March 6th Bank of Canada decision
Friday, Feb 23, 2024
March 6th Interest rate decision
March 6th is coming soon and a lot of people, I am sure, are anxious to hear The Bank of Canada’s decision. Let us see what has happened so far since the last decision on January 26th. First of all, the January inflation level came in a lot lower than expected at 2.9%. Economists were expecting 3.3%. While the inflation level is higher than the target 2%, for the first time in a long time, the level of inflation is now below 3%. The main number The Bank of Canada follows is the core rate of inflation, which takes out volatile changes in prices. This number did come down but is still above 3%. The main issues affecting our level of rates are the price of oil and the US economy.
The reason why the inflation level dropped to 2.9% is because the price of oil dropped. The current conflicts in the Ukraine, and Israel will have an effect on the price of oil. Also, the new conflict between Ghana and Venezuela will not help because this new tension between the two countries is about oil. If the Canadian dollar remains at its current level, this might have a problem with inflation since the price of oil is priced in US dollars.
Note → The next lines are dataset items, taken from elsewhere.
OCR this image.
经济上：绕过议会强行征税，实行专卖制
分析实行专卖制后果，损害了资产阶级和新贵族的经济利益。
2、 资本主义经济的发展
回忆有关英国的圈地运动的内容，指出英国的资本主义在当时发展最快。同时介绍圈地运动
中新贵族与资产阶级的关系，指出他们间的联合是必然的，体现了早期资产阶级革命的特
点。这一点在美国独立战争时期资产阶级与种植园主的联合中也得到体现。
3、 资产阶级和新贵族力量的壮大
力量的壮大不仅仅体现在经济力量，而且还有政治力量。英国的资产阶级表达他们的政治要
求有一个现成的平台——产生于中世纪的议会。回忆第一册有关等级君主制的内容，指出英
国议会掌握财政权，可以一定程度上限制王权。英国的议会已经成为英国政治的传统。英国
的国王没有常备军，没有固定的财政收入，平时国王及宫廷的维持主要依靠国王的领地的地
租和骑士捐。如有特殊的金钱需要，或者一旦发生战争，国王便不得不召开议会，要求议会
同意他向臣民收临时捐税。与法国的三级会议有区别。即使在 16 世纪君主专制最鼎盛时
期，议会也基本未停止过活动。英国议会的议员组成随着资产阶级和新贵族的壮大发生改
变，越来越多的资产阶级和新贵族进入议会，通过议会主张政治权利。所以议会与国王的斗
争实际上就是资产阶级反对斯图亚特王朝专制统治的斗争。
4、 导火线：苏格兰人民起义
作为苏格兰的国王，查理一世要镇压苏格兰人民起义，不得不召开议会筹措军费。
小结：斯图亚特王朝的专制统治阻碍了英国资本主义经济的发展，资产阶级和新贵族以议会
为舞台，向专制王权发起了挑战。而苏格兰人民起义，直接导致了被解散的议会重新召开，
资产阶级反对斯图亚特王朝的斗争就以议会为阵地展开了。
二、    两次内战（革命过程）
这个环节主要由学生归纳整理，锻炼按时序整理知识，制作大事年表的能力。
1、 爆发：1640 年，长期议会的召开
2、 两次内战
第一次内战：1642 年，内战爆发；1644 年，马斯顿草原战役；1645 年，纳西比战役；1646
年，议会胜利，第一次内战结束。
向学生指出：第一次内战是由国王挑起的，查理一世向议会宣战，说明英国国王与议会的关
In contrast to Canada, the US economy is doing very well. The inflation level, according to US department of Labor, came in at 3.1%. While this is down from December, it was higher than expectations. Below is a summary of the US economy sourced from Reuters, February 22, 2024.
- “Weekly jobless claims fall 12,000 to 201,000”
- “Continuing claims decline 27,000 to 1.862 million”
- “Existing home sales increase 3.1% in January”
- “Median house price rises 5.1% to $379,100 from year ago”
If the US economy continues to be stronger than expected, The Federal Reserve may increase rates. This may put pressure on the Canadian Dollar, which will make imported goods more expensive. This may cause inflationary pressures. What does this mean for interest rates and Real estate? We all know that the level of inflation, affects the interest rates, which in turn affects mortgages rates – the cost of borrowing money. Believe it or not, current events, the economy has an affect on Real estate since housing is part of the overall economy. I think The Bank of Canada will keep rates the same. Tiff Macklem has suggested that he must be convinced that inflation is under control before he starts lowering rates. That being said, there is a consensus that rates will start to drop in the second half of the year.